Información discriminatoria en la desaparición de Santiago Maldonado
Opinión
La Constitución de la Argentina, desde 1994, ha conferido jerarquía constitucional, entre otros instrumentos, a la Declaración Americana de Derechos y Deberes del Hombre, a la Declaración Universal de Derechos Humanos, a la Convención Americana sobre Derechos Humanos y al Pacto Internacional sobre derechos civiles y políticos. Dicho repertorio internacional se empalma con las libertades “históricas”; en especial, las consagradas desde 1853 en los artículos 14 y 19, respectivamente, de la Constitución.
Una comprensión mínima de la Constitución es concebirla como norma procesal: determina cauces para decidir quiénes han de ser los servidores públicos que gobernarán y cómo deberían ser elegidos y el haz de sus atribuciones. Para que pueda imponerse dicho rol procesal, se requiere, entre otros elementos, que todos los ciudadanos dispongan del derecho a la comunicación, porque una constitución solamente puede ser sostenida por los ciudadanos; caso contrario, será una hoja de papel.
El derecho a la comunicación incluye la libertad de pensamiento y expresión, posibilitando a cada habitante del país buscar, recibir y difundir informaciones e ideas de toda índole, sin consideración de fronteras, ya sea oralmente, por escrito o en forma impresa o artística, o por cualquier otro procedimiento de su elección. Se trata de un derecho cuyo ejercicio está sometido al principio de responsabilidad ulterior; además, la censura previa se encuentra, por vía de principio, prohibida. “Di lo que quieras, hazte cargo luego de las consecuencias de tus dichos”. Con madurez: el ciudadano requiere información sana para la construcción de la democracia, directamente ligada a su calidad de vida y bienestar. Específicamente, además, en la CADH, se prohíben mecanismos de censura indirecta como el monopolio del papel para periódicos. Sin embargo, desde hace años la Argentina, fenómeno que se repite en América del Sur, se encuentra sometida por un “bloque hegemónico mediático” blindado que opera en todo sitio, tiempo y sin pausas: radio, televisión, gráfica, redes sociales. ¿Qué hacen? Falsean información; persisten en la creación de una “posverdad” que es lisa y llanamente una mentira; indican la voluntad sistemática de denigrar a un grupo por su origen o una persona por su individualidad.

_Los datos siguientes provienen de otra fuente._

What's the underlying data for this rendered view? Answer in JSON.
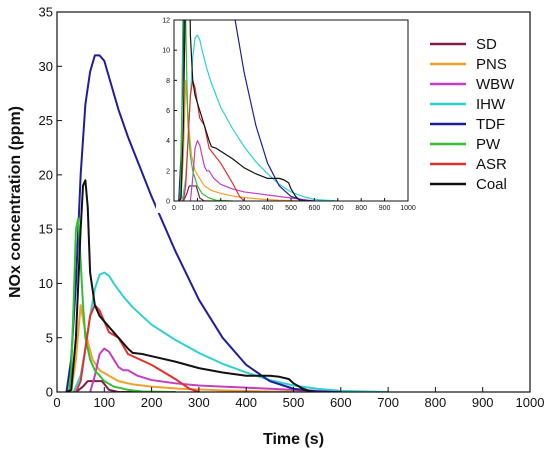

Esta tarea discriminatoria en la difusión de información se encuentra prohibida por los instrumentos internacionales de Derechos humanos citados, que desde 1994 gozan de jerarquía constitucional. A pesar de la tensión que ese monopolio genera, las propias autoridades públicas que deberían actuar de oficio para el cese de la discriminación negativa, que debilita la formación de la opinión ciudadana, lejos de actuar para impedirlo parecen seguir los dictados de ese poder cada vez más concentrado.
Desde el mismo momento de la denuncia de la desaparición de Santiago Maldonado, ese bloque hegemónico mediático dominante, cumplió con la tarea de desinformar o informar falsamente a la ciudadanía. Incluso hasta llegar al propio “negacionismo”: reinterpretar a su antojo los hechos, construir una propia realidad y desligar por completo de responsabilidad a las autoridades constitucionales, cuyo deber prioritario es respaldar la seguridad y con ella posibilitar la coexistencia en paz.
Las noticias divulgadas sobre el caso de Santiago Maldonado muestran el accionar de esos medios. La figura del joven víctima fue o menoscabada (se lo llamó casi despectivamente “el artesano, el tatuador”) o directamente demonizada, presentándolo como militante de una oscura guerrilla separatista que busca la destrucción del Estado. Paralelamente, a la comunidad mapuche se la presentó como un grupo cerrado, hostil, “antiargentino” que impidió el accionar de los investigadores y que de alguna manera podría ser responsable de la tragedia. Ninguna pseudo información de las desparramadas durante estos tiempos fue confirmada, sino que la ¿misteriosa? aparición del cadáver desmintió todas y cada una de las falsas “verdades” publicadas. Esta actitud, además, viola el mandato constitucional, también instalado en 1994, que reconoce “la preexistencia étnica y cultural de los pueblos indígenas argentinos” y la garantía de la “posesión y propiedad de las tierras que tradicionalmente ocupan” (artículo 75, inciso17).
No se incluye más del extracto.